In fact, his next stop was Japan where he spent a season with the Toyota Shokki Shuttles under former Force hooker Tai McIsaac. But by 2014, Haylett-Petty, still only 24, was ready to return home – and this time something was different. He had clearly gown as a player in his years in France and there were more opportunities in the Force backline.
He made his first appearance in his favourite fullback spot in the 28-16 upset win over the NSW Waratahs in Perth and he scored his first try for the Force in four years against the high-flying Crusaders in Christchurch.
Dane went on to play 33 matches in the next three seasons, being one of the Force’s most consistent players, and it wasn’t just on the field where he was having wins. He found time to open Nourish and Feed – a healthy drive thru, also in Duncraig, with sister Sarah.

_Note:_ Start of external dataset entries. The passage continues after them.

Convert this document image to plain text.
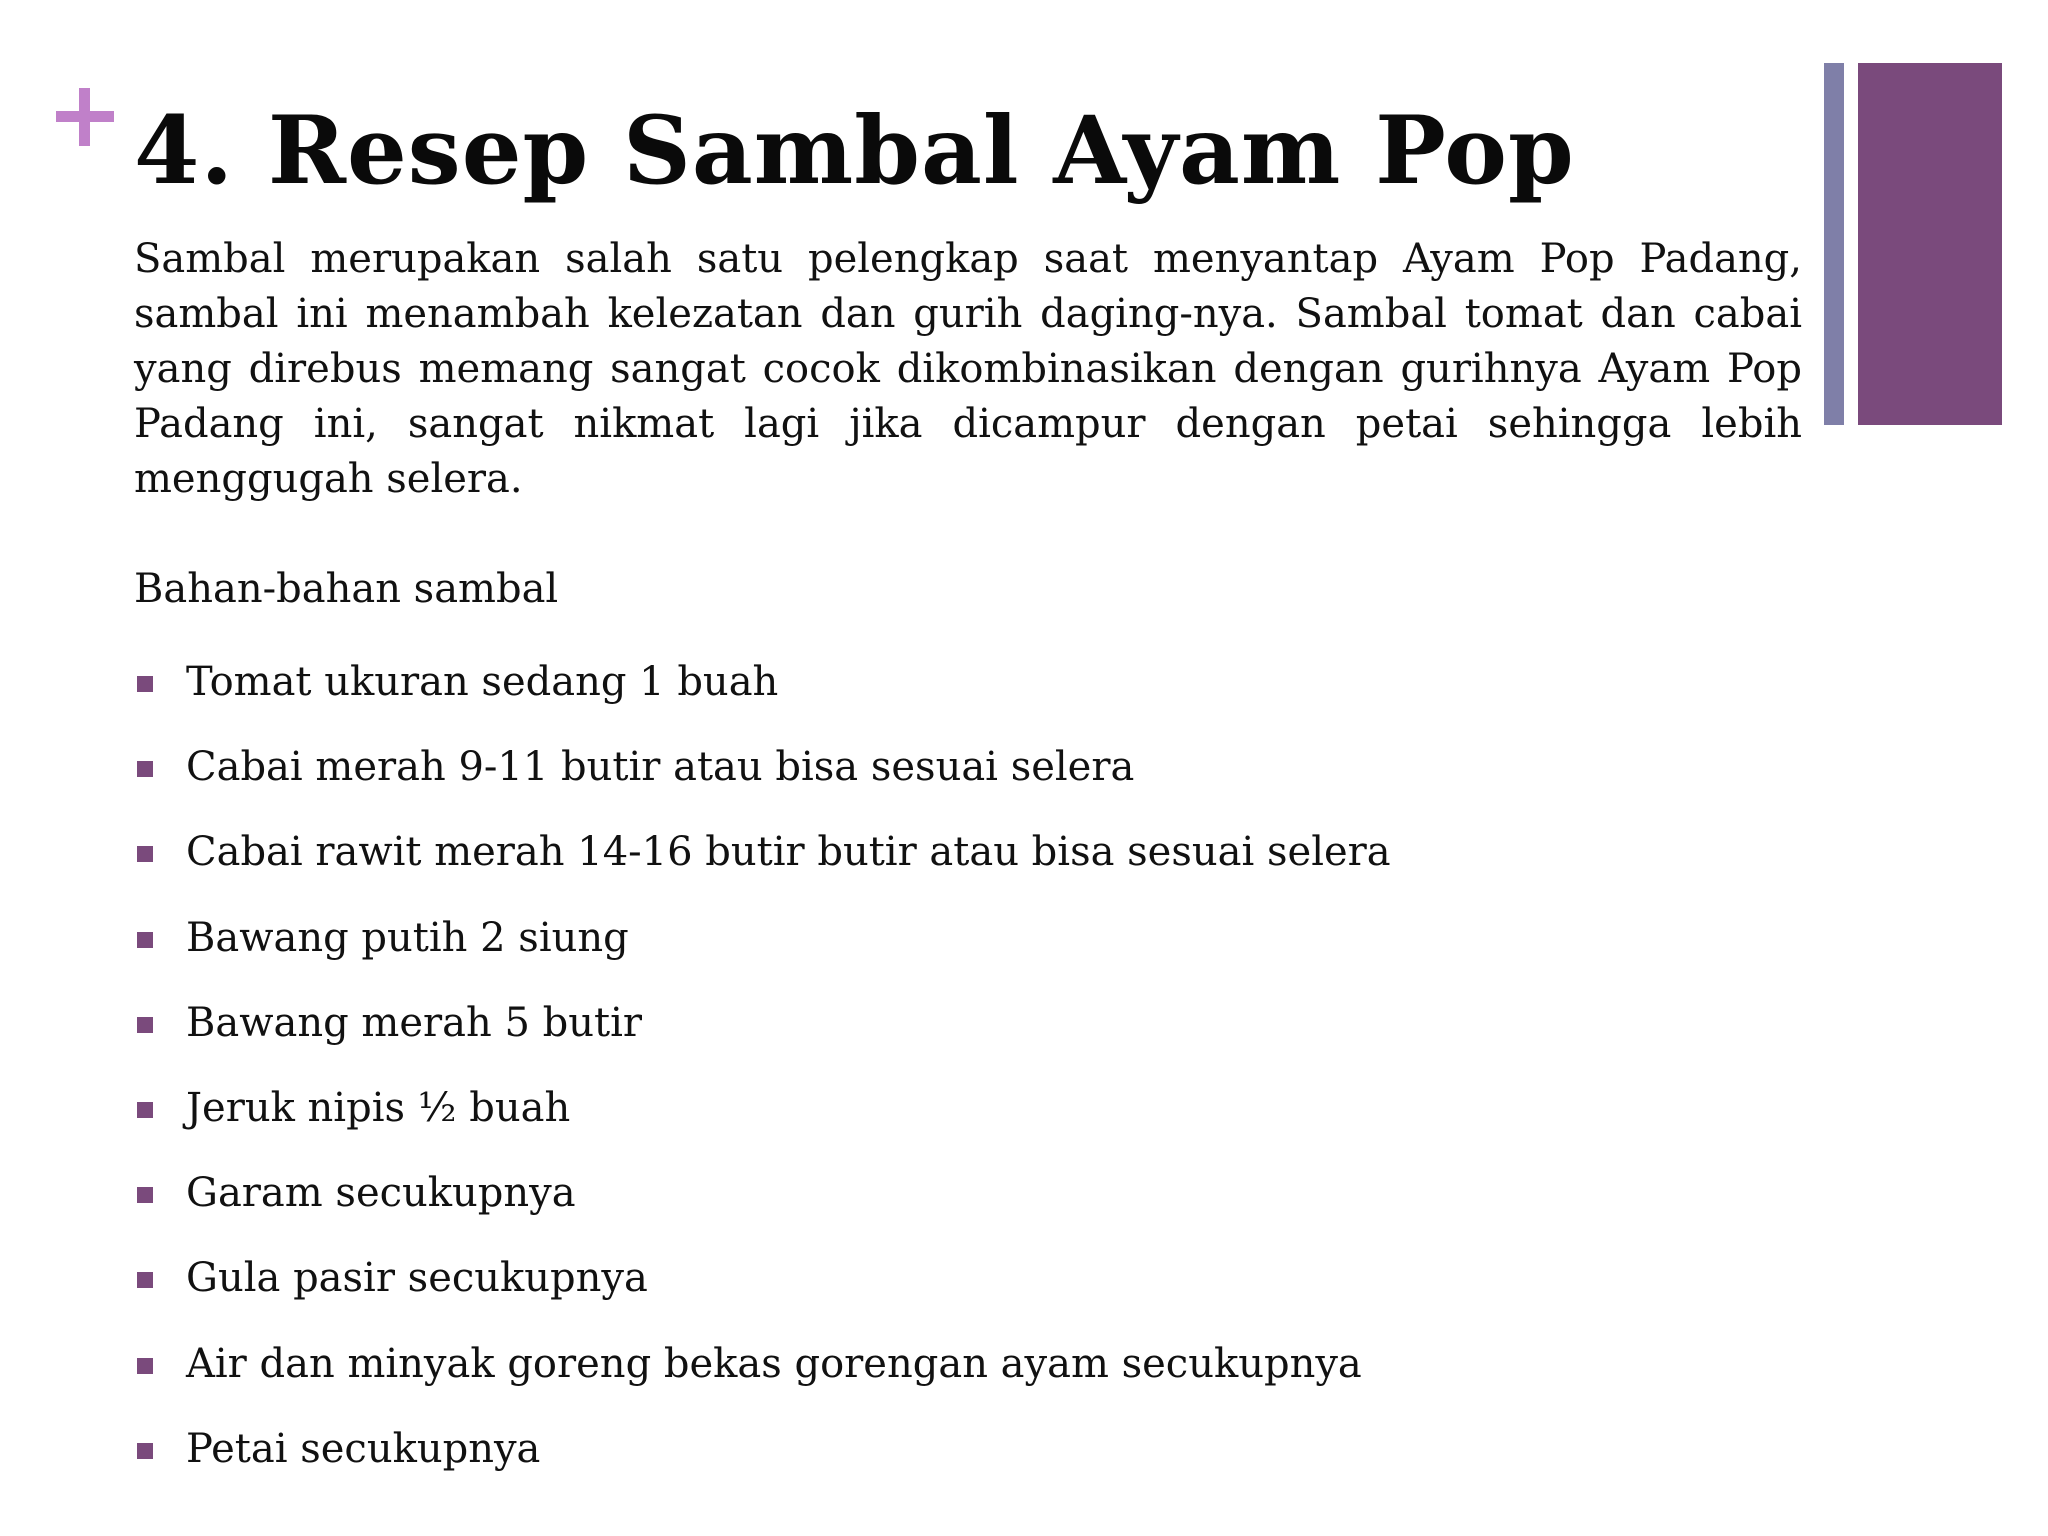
4. Resep Sambal Ayam Pop

Sambal merupakan salah satu pelengkap saat menyantap Ayam Pop Padang, sambal ini menambah kelezatan dan gurih daging-nya. Sambal tomat dan cabai yang direbus memang sangat cocok dikombinasikan dengan gurihnya Ayam Pop Padang ini, sangat nikmat lagi jika dicampur dengan petai sehingga lebih menggugah selera.

Bahan-bahan sambal

Tomat ukuran sedang 1 buah
Cabai merah 9-11 butir atau bisa sesuai selera
Cabai rawit merah 14-16 butir butir atau bisa sesuai selera
Bawang putih 2 siung
Bawang merah 5 butir
Jeruk nipis ½ buah
Garam secukupnya
Gula pasir secukupnya
Air dan minyak goreng bekas gorengan ayam secukupnya
Petai secukupnya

Then in June, following injuries to Henry Speight and Joe Tomane, Wallabies coach Michael Cheika finally gave him his chance.
“I like what he's got to offer as a footballer,” explained Cheika. “When I've seen him come into the camp and train with the lads, I feel he's been able to step up with the level and the speed of the game. He's attacking, he wants to make a break, he wants to take responsibility for the ball in the air, which I'm sure he'll see plenty of.
“He's not carrying fear into the game and I like that. He's prepared to back himself and go the distance.”
It’s been a tough baptism of fire for Haylett-Petty, having the rare distinction of losing his first five Tests, but despite the run of poor results he has stood out, with the UK Telegraph rating him as “one of the finds of the series” against England, “having impressed in each of his first three caps.”
If anything Haylett-Petty says the losses have made him a better player.
“The biggest thing was for me is to play my game and just try and bring my strengths to the Wallabies,” he says. “There's been plenty of testing times this year but the fact that I've been able to come out the other end gives me confidence for whatever lies ahead.”
It’s been a long time coming for Haylett-Petty as he runs out tonight to play his first home Test here in Perth. As he does, the memories of his dad Norm sitting in the stands watching him will be close to his heart.